Jesucristo es nuestra paz. El vino a traer paz y reconciliación donde hay conflicto y rivalidad; a derribar los muros del odio que nos separan de nuestros hermanos. En Cristo no existen diferencias ni divisiones entre esclavos y libres, judíos y griegos, hombres y mujeres, por un lugar en la sociedad. Todos somos uno en Cristo Jesús y Él es nuestra paz. Dios nos creó para vivir en paz y armonía, para la comunicación y la comunión como hermanos. Desde el principio, el ser humano fue creado por Dios para vivir en armonía. Pero Adán y Eva quisieron ser como dioses, cayeron en el pecado de soberbia y nos apartaron del corazón de Dios.
Según el Antiguo Testamento, la madre del pecado es la soberbia o querer ser como dios. La soberbia engendra pugnas y rivalidades que producen violencia. Este terrible pecado lleva a sentir envidia, celos y a cometer actos, algunas veces, atroces. La violencia tiene muchas facetas y todas, al final, conducen a lo mismo: destruir a otra persona.
Hay muchas clases de violencia. Es tan violento el hombre que golpea a la mujer, como el que no le habla ni le da cariño; tan violenta la madre que golpea al hijo, como la que no le da amor; tan violento el chiquillo que es malcriado con su padre y su madre, como aquel que no les habla.
Nacemos para la paz, pero vivimos situaciones anormales por el pecado. La violencia que existe en el mundo por guerras y crímenes es impresionante.
Si el ser humano cae en el pecado de soberbia, las pasiones, que deben ser pulidas por el espíritu, se descontrolan y generan sentimientos tan tristes y dolorosos como el odio y la razón se deja controlar por el instinto de agresividad.
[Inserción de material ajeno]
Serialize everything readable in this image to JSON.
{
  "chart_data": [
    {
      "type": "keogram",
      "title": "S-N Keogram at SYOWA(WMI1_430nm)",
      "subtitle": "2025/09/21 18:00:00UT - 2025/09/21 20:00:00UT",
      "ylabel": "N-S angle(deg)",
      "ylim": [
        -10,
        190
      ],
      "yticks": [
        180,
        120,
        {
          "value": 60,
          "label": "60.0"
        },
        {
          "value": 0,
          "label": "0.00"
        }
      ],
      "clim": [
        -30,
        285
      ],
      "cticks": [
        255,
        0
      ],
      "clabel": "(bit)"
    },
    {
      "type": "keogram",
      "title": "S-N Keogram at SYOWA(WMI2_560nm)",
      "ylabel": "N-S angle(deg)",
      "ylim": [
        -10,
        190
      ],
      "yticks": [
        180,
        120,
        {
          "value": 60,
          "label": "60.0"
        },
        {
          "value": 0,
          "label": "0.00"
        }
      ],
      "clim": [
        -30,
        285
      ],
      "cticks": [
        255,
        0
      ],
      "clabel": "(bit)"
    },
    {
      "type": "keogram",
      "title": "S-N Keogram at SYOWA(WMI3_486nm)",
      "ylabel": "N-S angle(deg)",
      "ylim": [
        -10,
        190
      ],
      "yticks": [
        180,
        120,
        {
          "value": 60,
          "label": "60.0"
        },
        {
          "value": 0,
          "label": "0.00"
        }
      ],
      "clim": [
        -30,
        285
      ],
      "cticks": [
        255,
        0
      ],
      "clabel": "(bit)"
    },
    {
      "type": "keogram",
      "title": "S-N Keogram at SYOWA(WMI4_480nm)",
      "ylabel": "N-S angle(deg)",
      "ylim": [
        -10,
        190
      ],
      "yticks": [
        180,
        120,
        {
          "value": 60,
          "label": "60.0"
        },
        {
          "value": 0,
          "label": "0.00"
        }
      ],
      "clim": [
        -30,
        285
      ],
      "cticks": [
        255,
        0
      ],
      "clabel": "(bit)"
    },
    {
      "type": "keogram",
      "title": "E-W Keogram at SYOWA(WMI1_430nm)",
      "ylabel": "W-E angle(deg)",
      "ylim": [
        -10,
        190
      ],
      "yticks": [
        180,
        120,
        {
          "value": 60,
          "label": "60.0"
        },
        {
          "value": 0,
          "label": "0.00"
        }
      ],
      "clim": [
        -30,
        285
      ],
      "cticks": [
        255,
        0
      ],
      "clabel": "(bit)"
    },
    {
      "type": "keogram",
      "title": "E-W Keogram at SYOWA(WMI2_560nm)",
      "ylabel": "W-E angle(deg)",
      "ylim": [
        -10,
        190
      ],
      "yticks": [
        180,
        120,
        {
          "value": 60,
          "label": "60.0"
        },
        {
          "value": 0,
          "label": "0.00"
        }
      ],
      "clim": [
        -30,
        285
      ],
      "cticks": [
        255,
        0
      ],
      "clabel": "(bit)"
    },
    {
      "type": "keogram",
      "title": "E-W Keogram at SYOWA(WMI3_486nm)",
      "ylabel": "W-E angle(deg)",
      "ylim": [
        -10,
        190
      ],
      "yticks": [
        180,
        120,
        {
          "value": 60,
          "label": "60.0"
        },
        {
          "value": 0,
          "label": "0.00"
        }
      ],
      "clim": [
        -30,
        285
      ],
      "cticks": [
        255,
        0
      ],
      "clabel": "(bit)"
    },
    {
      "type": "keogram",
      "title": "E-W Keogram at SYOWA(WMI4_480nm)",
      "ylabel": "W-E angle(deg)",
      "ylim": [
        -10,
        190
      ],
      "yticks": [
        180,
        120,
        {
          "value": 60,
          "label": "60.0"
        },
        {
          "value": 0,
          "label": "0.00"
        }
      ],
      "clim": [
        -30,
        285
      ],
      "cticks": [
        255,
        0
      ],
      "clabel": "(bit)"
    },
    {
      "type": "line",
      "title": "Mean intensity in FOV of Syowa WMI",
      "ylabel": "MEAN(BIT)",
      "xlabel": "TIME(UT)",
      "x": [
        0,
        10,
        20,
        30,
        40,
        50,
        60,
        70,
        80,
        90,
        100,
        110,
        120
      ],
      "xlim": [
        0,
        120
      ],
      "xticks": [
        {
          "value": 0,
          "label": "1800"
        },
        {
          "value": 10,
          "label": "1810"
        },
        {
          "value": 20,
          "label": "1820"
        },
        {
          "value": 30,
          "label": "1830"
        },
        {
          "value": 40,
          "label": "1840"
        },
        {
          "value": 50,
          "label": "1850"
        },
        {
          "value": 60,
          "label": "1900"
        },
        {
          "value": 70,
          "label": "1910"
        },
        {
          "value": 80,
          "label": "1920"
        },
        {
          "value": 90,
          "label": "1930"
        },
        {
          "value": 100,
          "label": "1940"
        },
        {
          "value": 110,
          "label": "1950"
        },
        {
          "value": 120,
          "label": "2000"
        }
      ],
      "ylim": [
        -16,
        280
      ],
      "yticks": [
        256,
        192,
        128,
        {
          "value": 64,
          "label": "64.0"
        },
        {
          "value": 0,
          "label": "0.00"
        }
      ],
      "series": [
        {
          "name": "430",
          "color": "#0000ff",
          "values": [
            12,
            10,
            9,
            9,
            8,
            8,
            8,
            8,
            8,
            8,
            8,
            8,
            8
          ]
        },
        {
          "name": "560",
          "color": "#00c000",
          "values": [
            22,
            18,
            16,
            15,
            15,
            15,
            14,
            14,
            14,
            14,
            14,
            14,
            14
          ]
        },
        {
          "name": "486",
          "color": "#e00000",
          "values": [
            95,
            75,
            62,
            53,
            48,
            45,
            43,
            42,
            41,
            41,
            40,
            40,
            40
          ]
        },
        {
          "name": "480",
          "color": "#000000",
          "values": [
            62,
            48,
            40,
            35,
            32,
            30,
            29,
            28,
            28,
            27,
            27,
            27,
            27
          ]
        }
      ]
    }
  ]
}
El termómetro que mide la presencia de Jesús en el hogar es la medida de paz que exista. Jesús no está donde hay peleas, pugnas, encontronazos, rivalidades, gritos, maltrato y otros tipos de violencia. En cambio, la presencia de Jesús, el Señor, trae paz, reconciliación, armonía, dominio de sí mismo, control emocional y amor. Lo contrario de la violencia es la paz; de la soberbia, la humildad; del orgullo, el reconocimiento que uno es sólo creación de Dios, no un dios. Dios tiene que entrar y habitar en sus hogares, porque Jesucristo es la paz y vino a romper los muros que nos dividen. Busquemos la paz en nuestros hogares para que Jesús esté siempre presente porque con Él somos, ¡INVENCIBLES!